Ahead of the main congress, ‘rare’ banners were put up in China calling for the ouster of Xi Jinping


Beijing: A rare protest against Chinese President Xi Jinping and his government’s rigid zero-covid policy took place in Beijing days before he is expected to win an unprecedented third term in office at a landmark rally of the ruling Communist Party. Photos circulated in social media on Thursday showed two banners hung on an overpass of a major artery in the northwest of the Chinese capital, protesting Xi’s unpopular zero-covid policy and authoritarian rule. Unfazed by the rare protests, China on Thursday ruled out a rollback of its zero-COVID policy, saying no timeline can be established on restrictions to fight the deadly pandemic amid growing frustration at the damage it is doing. to jobs, businesses, the economy and public life.

China has no timetable for an exit from its COVID strategy, a senior government adviser who heads an expert panel on state-run CCTV said bluntly, hoping the 20th Congress of China’s ruling Communist Party (CPC) starting here on October 16 may change or reverse the hard policy.

Liang Wannian, head of China’s expert panel on COVID-19, said: “It is scientifically not possible to delineate clearly, while acknowledging public expectations of a policy rollback in the run-up to Congress, which was widely expected to it would grant a third term to President Xi, who is a staunch supporter of the zero-COVID policy.

“We have been working to beat the pandemic, but at this stage it is difficult from a scientific point of view to say definitively in what month we will have reached this standard,” he said through the Hong Kong-based South China Morning Post on Thursday.

His comments came as rare protests appeared on social media with banners expressing resentment over the zero-COVID policy.

Banners on a bridge in Haidian district, home to universities and technology companies in Beijing, read “Food, not COVID test”; “Reform, not a Cultural Revolution”; “Freedom, no lockdowns”; “Votes, no leader. Dignity, no lies. Citizens, not slaves” etc.

The banners appeared to have rattled officials in China, where political protest is rare, as they hastily deployed police on numerous bridges in Beijing to ensure protests do not spread, as mobile patrolling in the city has intensified.

Gauging the public outcry, the CPC spokesperson People’s Daily came out strongly in favor of the zero-COVID policy, accusing those of “laying down”.

“If there is a large-scale resurgence of COVID-19, the spread of the epidemic will have a serious impact on economic and social development, and the ultimate costs will be higher and the loss greater,” one commenter in the daily said. .

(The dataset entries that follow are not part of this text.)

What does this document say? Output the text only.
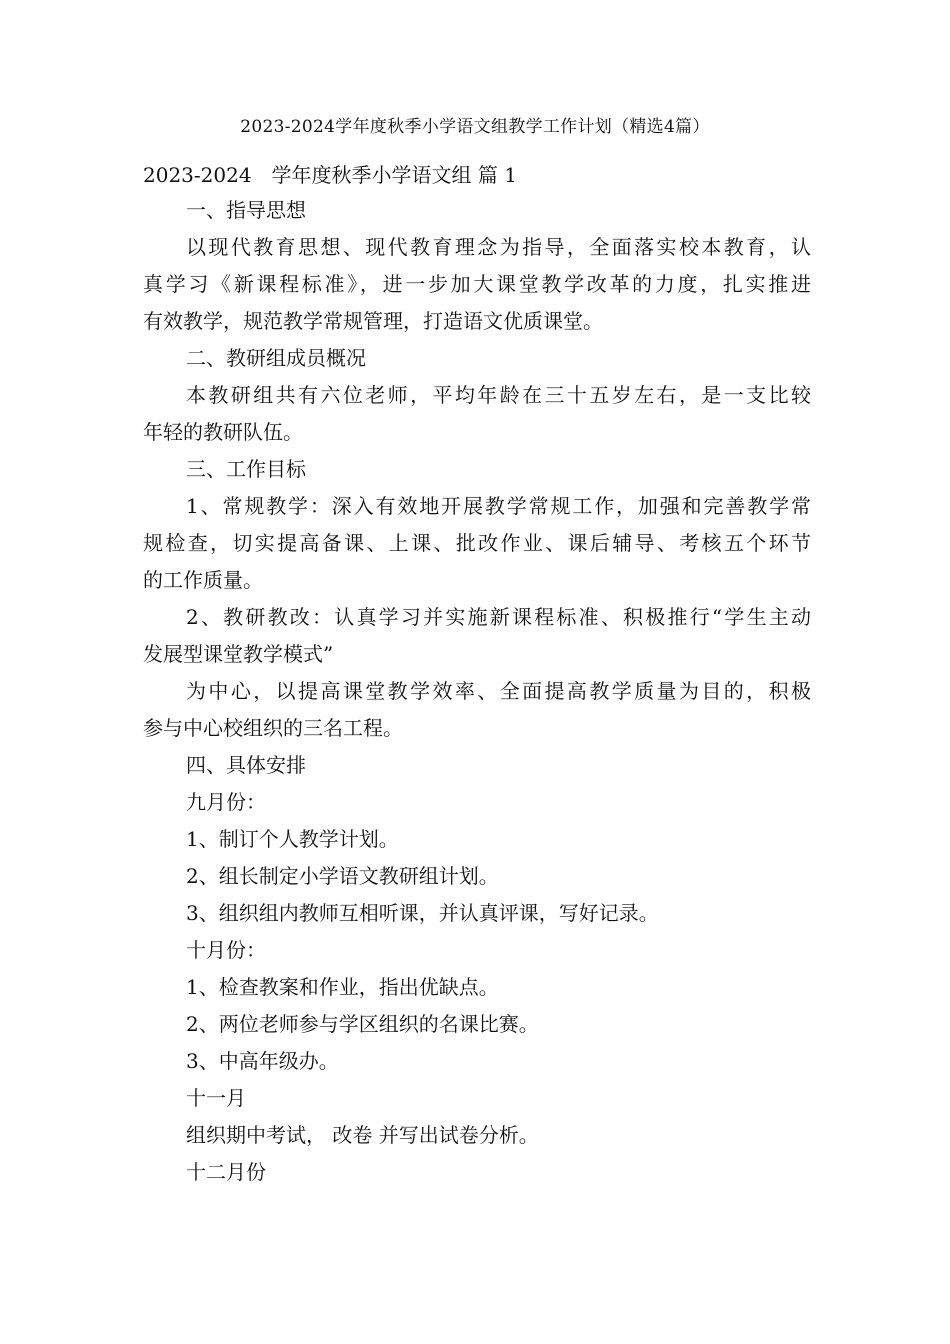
2023-2024学年度秋季小学语文组教学工作计划（精选4篇）
2023-2024　学年度秋季小学语文组 篇 1
一、指导思想
以现代教育思想、现代教育理念为指导，全面落实校本教育，认
真学习《新课程标准》，进一步加大课堂教学改革的力度，扎实推进
有效教学，规范教学常规管理，打造语文优质课堂。
二、教研组成员概况
本教研组共有六位老师，平均年龄在三十五岁左右，是一支比较
年轻的教研队伍。
三、工作目标
1、常规教学：深入有效地开展教学常规工作，加强和完善教学常
规检查，切实提高备课、上课、批改作业、课后辅导、考核五个环节
的工作质量。
2、教研教改：认真学习并实施新课程标准、积极推行“学生主动
发展型课堂教学模式”
为中心，以提高课堂教学效率、全面提高教学质量为目的，积极
参与中心校组织的三名工程。
四、具体安排
九月份：
1、制订个人教学计划。
2、组长制定小学语文教研组计划。
3、组织组内教师互相听课，并认真评课，写好记录。
十月份：
1、检查教案和作业，指出优缺点。
2、两位老师参与学区组织的名课比赛。
3、中高年级办。
十一月
组织期中考试， 改卷 并写出试卷分析。
十二月份
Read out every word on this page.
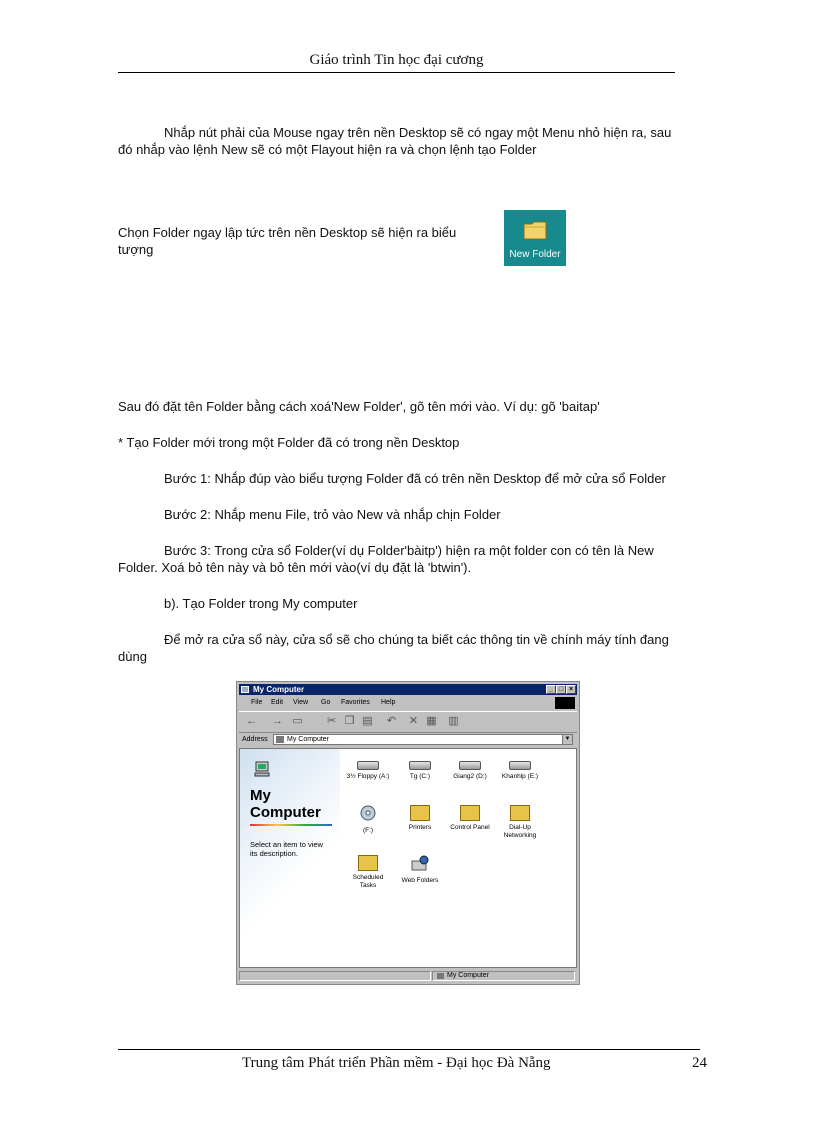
Giáo trình Tin học đại cương
Nhắp nút phải của Mouse ngay trên nền Desktop sẽ có ngay một Menu nhỏ hiện ra, sau đó nhắp vào lệnh New sẽ có một Flayout hiện ra và chọn lệnh tạo Folder
Chọn Folder ngay lập tức trên nền Desktop sẽ hiện ra biểu tượng	New Folder
Sau đó đặt tên Folder bằng cách xoá'New Folder', gõ tên mới vào. Ví dụ: gõ 'baitap'
* Tạo Folder mới trong một Folder đã có trong nền Desktop
Bước 1: Nhắp đúp vào biểu tượng Folder đã có trên nền Desktop để mở cửa sổ Folder
Bước 2: Nhắp menu File, trỏ vào New và nhắp chịn Folder
Bước 3: Trong cửa sổ Folder(ví dụ Folder'bàitp') hiện ra một folder con có tên là New Folder. Xoá bỏ tên này và bỏ tên mới vào(ví dụ đặt là 'btwin').
b). Tạo Folder trong My computer
Để mở ra cửa sổ này, cửa sổ sẽ cho chúng ta biết các thông tin về chính máy tính đang dùng
My Computer	_ □ ×
File Edit View Go Favorites Help
← → ▭ ✂ ❐ ▤ ↶ ✕ ▦ ▥
Address	My Computer	▼
My
Computer
Select an item to view its description.
3½ Floppy (A:)	Tg (C:)	Giang2 (D:)	Khanhlp (E:)
(F:)	Printers	Control Panel	Dial-Up Networking
Scheduled Tasks
Web Folders
My Computer
Trung tâm Phát triển Phần mềm - Đại học Đà Nẵng	24
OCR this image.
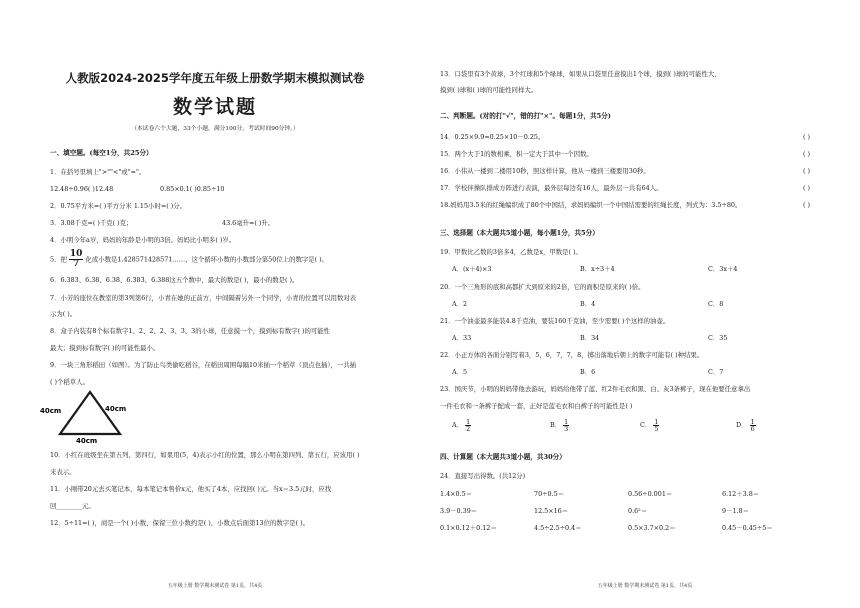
人教版2024-2025学年度五年级上册数学期末模拟测试卷
数学试题
（本试卷六个大题，33个小题，满分100分，考试时间90分钟。）
一、填空题。(每空1分，共25分）
1．在括号里填上">""<"或"="。
12.48÷0.96( )12.48	0.85×0.1( )0.85÷10
2．0.75平方米=( )平方分米 1.15小时=( )分。
3．3.08千克=( )千克( )克；	43.6毫升=( )升。
4．小明今年a岁，妈妈的年龄是小明的3倍。妈妈比小明多( )岁。
5．把 $\frac{10}{7}$ 化成小数是1.428571428571……，这个循环小数的小数部分第50位上的数字是( )。
6．6.383、6.38、6.38̇、6.3̇83̇、6.388这五个数中，最大的数是( )，最小的数是( )。
7．小芳的座位在教室的第3列第6行，小青在她的正前方，中间隔着另外一个同学，小青的位置可以用数对表
示为( )。
8．盒子内装有8个标有数字1、2、2、2、3、3、3的小球，任意摸一个，摸到标有数字( )的可能性
最大；摸到标有数字( )的可能性最小。
9．一块三角形稻田（如图）。为了防止鸟类偷吃稻谷，在稻田周围每隔10米插一个稻草（顶点也插），一共插
( )个稻草人。
40cm	40cm
40cm
10．小红在班级坐在第五列、第四行，如果用(5，4)表示小红的位置，那么小明在第四列、第五行，应该用( )
来表示。
11．小刚带20元去买笔记本，每本笔记本售价x元，他买了4本，应找回( )元。当x＝3.5元时，应找
回________元。
12．5÷11=( )，商是一个( )小数，保留三位小数约是( )，小数点后面第13位的数字是( )。
五年级上册 数学期末测试卷 第1页，共4页
13．口袋里有3个黄球，3个红球和5个绿球，如果从口袋里任意摸出1个球，摸到( )球的可能性大，
摸到( )球和( )球的可能性同样大。
二、判断题。(对的打"√"，错的打"×"。每题1分，共5分)
14．0.25×9.9=0.25×10－0.25。	( )
15．两个大于1的数相乘，积一定大于其中一个因数。	( )
16．小伟从一楼到二楼用10秒，照这样计算，他从一楼到三楼要用30秒。	( )
17．学校伴操队排成方阵进行表演，最外层每边有16人，最外层一共有64人。	( )
18.妈妈用3.5米的红绳编织成了80个中国结，求妈妈编织一个中国结需要的红绳长度，列式为：3.5÷80。	( )
三、选择题（本大题共5道小题，每小题1分，共5分）
19．甲数比乙数的3倍多4，乙数是x，甲数是( )。
A．(x＋4)×3	B．x÷3＋4	C．3x＋4
20．一个三角形的底和高都扩大到原来的2倍，它的面积是原来的( )倍。
A．2	B．4	C．8
21．一个油壶最多能装4.8千克油，要装160千克油，至少需要( )个这样的油壶。
A．33	B．34	C．35
22．小正方体的各面分别写着3，5，6，7，7，8，掷出落地后朝上的数字可能有( )种结果。
A．5	B．6	C．7
23．国庆节，小明的妈妈带他去游玩，妈妈给他带了蓝、红2件毛衣和黑、白、灰3条裤子，现在他要任意拿出
一件毛衣和一条裤子配成一套，正好是蓝毛衣和白裤子的可能性是( )
A． $\frac{1}{2}$	B． $\frac{1}{3}$	C． $\frac{1}{5}$	D． $\frac{1}{6}$
四、计算题（本大题共3道小题，共30分）
24．直接写出得数。(共12分)
1.4×0.5＝	70÷0.5＝	0.56÷0.001＝	6.12＋3.8＝
3.9－0.39＝	12.5×16＝	0.6²＝	9－1.8＝
0.1×0.12＋0.12＝	4.5÷2.5÷0.4＝	0.5×3.7×0.2＝	0.45－0.45÷5＝
五年级上册 数学期末测试卷 第1页，共4页
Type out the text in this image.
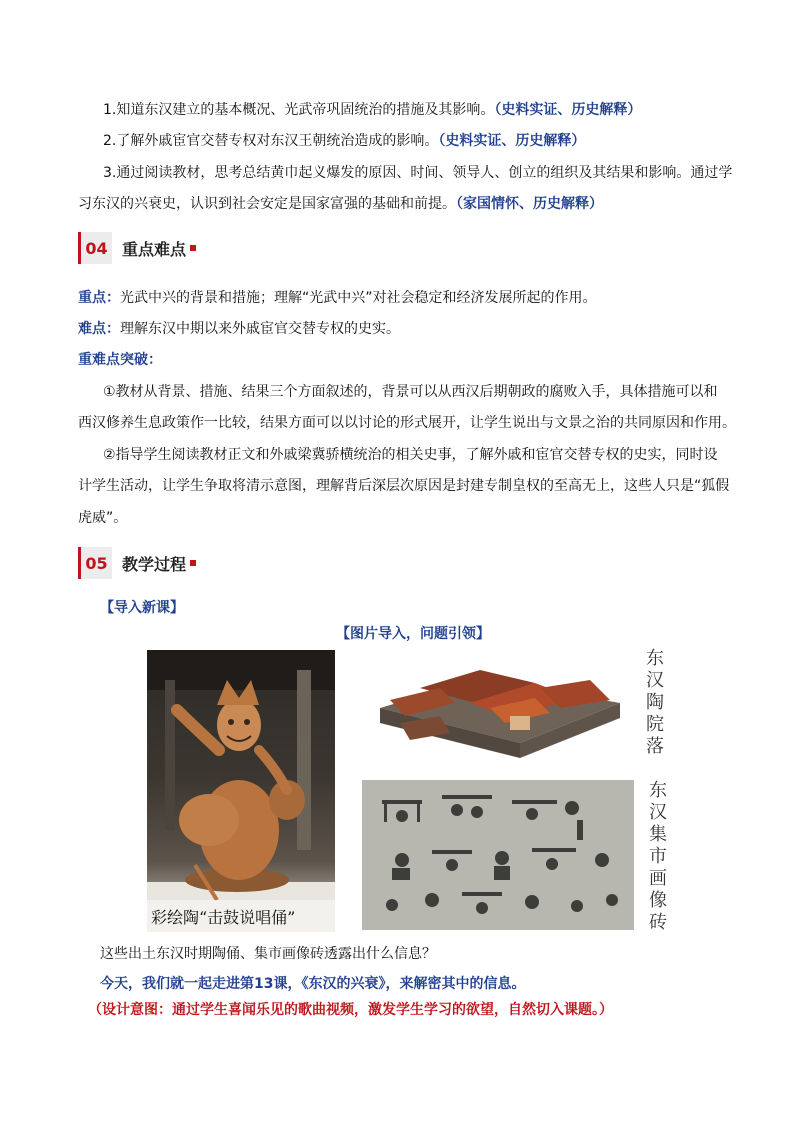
1.知道东汉建立的基本概况、光武帝巩固统治的措施及其影响。（史料实证、历史解释）
2.了解外戚宦官交替专权对东汉王朝统治造成的影响。（史料实证、历史解释）
3.通过阅读教材，思考总结黄巾起义爆发的原因、时间、领导人、创立的组织及其结果和影响。通过学
习东汉的兴衰史，认识到社会安定是国家富强的基础和前提。（家国情怀、历史解释）
04 重点难点
重点：光武中兴的背景和措施；理解“光武中兴”对社会稳定和经济发展所起的作用。
难点：理解东汉中期以来外戚宦官交替专权的史实。
重难点突破：
①教材从背景、措施、结果三个方面叙述的，背景可以从西汉后期朝政的腐败入手，具体措施可以和
西汉修养生息政策作一比较，结果方面可以以讨论的形式展开，让学生说出与文景之治的共同原因和作用。
②指导学生阅读教材正文和外戚梁冀骄横统治的相关史事，了解外戚和宦官交替专权的史实，同时设
计学生活动，让学生争取将清示意图，理解背后深层次原因是封建专制皇权的至高无上，这些人只是“狐假
虎威”。
05 教学过程
【导入新课】
【图片导入，问题引领】
彩绘陶“击鼓说唱俑”
东汉陶院落
东汉集市画像砖
这些出土东汉时期陶俑、集市画像砖透露出什么信息？
今天，我们就一起走进第13课，《东汉的兴衰》，来解密其中的信息。
（设计意图：通过学生喜闻乐见的歌曲视频，激发学生学习的欲望，自然切入课题。）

Xi, 69, also said recently that China has witnessed fewer deaths as a result of its zero-COVID policy compared to the rest of the world.

The coronavirus, which first emerged in Wuhan in late 2019 before spreading to the world causing death and devastation, has become the Achilles heel of the Chinese economy, leading to its worst slowdown due to continued closures of top cities in the country.

Major productive cities such as Shanghai, Chengdu, Xian and several top and two-tier cities suffered or face periodic prolonged lockdowns that severely disrupt people’s lives.

Police officers and health officials in new Hazmat suits have become a common sight across China.

Public outcry is brewing as the delay leads to job losses. According to recent data, the unemployment rate in China has risen to about 19 percent, the highest in recent years.

While China claims to have vaccinated the best segment of the population, officials are complaining that vulnerable groups such as those over 60 are of concern.

In almost all cities, especially Beijing, people are required to be tested for COVID on alternate days, without which they cannot enter public buildings, restaurants, transport services or even taxis.

Under the zero-COVID policy, travel and transportation services within China and connectivity with the world are being hit hard. So much so that most of China’s vast infrastructure, including the once busiest airports, currently has a derelict appearance.